French pianist and composer

Gérard Jouannest (2 May 1933 – 16 May 2018) was a French pianist and composer. He was best known for his collaborations with Jacques Brel, both as a performer and composer, and later with Juliette Gréco, whom he married in 1988.

==Early life==
Jouannest was born on 2 May 1933 in Vanves near Paris. His father was a piano manufacturer.

Jouannest graduated from the Conservatoire de Paris in 1954. During the Algerian War, he served in the French Army, although he was based in Meknes, Morocco.

==Career==
Jouannest began his career as a pianist in music halls. He later worked as a pianist for François Rauber. In 1959, he was introduced to Jacques Brel by music producer Jacques Canetti, and he worked for Brel for nearly a decade. It was Brel who introduced Jouannest to his future wife, singer Juliette Gréco in 1968, and Jouannest played the piano for Greco during the rest of his career.

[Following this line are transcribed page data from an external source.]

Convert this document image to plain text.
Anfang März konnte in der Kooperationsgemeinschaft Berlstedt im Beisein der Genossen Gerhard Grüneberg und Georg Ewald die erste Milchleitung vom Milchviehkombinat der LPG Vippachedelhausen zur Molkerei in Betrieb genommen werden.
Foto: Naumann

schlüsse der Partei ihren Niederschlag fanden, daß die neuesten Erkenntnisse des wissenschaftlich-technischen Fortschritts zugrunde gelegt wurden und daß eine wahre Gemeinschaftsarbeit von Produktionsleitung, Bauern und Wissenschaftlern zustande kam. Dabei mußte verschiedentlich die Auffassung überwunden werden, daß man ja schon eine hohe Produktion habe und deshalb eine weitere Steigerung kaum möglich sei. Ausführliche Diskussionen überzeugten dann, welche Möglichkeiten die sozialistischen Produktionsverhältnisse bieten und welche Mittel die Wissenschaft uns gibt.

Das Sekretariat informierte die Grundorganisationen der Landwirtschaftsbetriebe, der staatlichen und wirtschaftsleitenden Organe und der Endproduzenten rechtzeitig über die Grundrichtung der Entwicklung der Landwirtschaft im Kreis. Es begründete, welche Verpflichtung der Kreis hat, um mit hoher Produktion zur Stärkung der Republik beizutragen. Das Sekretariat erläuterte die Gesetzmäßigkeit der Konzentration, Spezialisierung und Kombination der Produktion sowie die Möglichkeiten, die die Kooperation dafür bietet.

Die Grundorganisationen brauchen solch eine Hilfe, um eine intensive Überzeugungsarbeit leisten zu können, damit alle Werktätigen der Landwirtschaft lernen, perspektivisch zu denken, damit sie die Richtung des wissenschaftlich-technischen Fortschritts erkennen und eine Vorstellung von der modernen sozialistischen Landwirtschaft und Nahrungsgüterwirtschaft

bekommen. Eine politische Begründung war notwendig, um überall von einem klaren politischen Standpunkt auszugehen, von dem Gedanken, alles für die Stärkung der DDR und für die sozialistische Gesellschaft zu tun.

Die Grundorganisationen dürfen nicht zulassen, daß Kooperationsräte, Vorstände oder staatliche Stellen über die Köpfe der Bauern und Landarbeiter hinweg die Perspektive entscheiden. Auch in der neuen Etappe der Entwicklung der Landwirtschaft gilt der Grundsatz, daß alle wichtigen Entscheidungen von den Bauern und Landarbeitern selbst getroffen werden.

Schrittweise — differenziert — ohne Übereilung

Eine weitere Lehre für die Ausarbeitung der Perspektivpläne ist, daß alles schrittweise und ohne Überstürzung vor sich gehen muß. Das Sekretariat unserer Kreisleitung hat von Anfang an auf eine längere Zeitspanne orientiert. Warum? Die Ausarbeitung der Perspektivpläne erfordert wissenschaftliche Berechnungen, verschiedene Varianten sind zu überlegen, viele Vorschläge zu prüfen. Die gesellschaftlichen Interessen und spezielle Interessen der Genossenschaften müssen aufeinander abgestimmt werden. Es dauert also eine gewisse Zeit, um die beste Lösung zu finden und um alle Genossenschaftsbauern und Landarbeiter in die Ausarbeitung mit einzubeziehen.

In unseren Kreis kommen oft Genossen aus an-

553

Jouannest composed more than 250 songs over the course of his life. For example, he composed classic songs for Jacques Brel like "Ne me quitte pas", "Ces gens-là", "Bruxelles", "Mathilde" and "Les Vieux". He also composed songs for younger artists like Miossec, Benjamin Biolay and Abd al Malik.

==Personal life and death==
In 1988, Jouannest married Juliette Gréco. Jouannest supported Jean-Luc Mélenchon in the 2012 presidential election.

Jouannest died on 16 May 2018 in Ramatuelle, in the South of France. He was 85.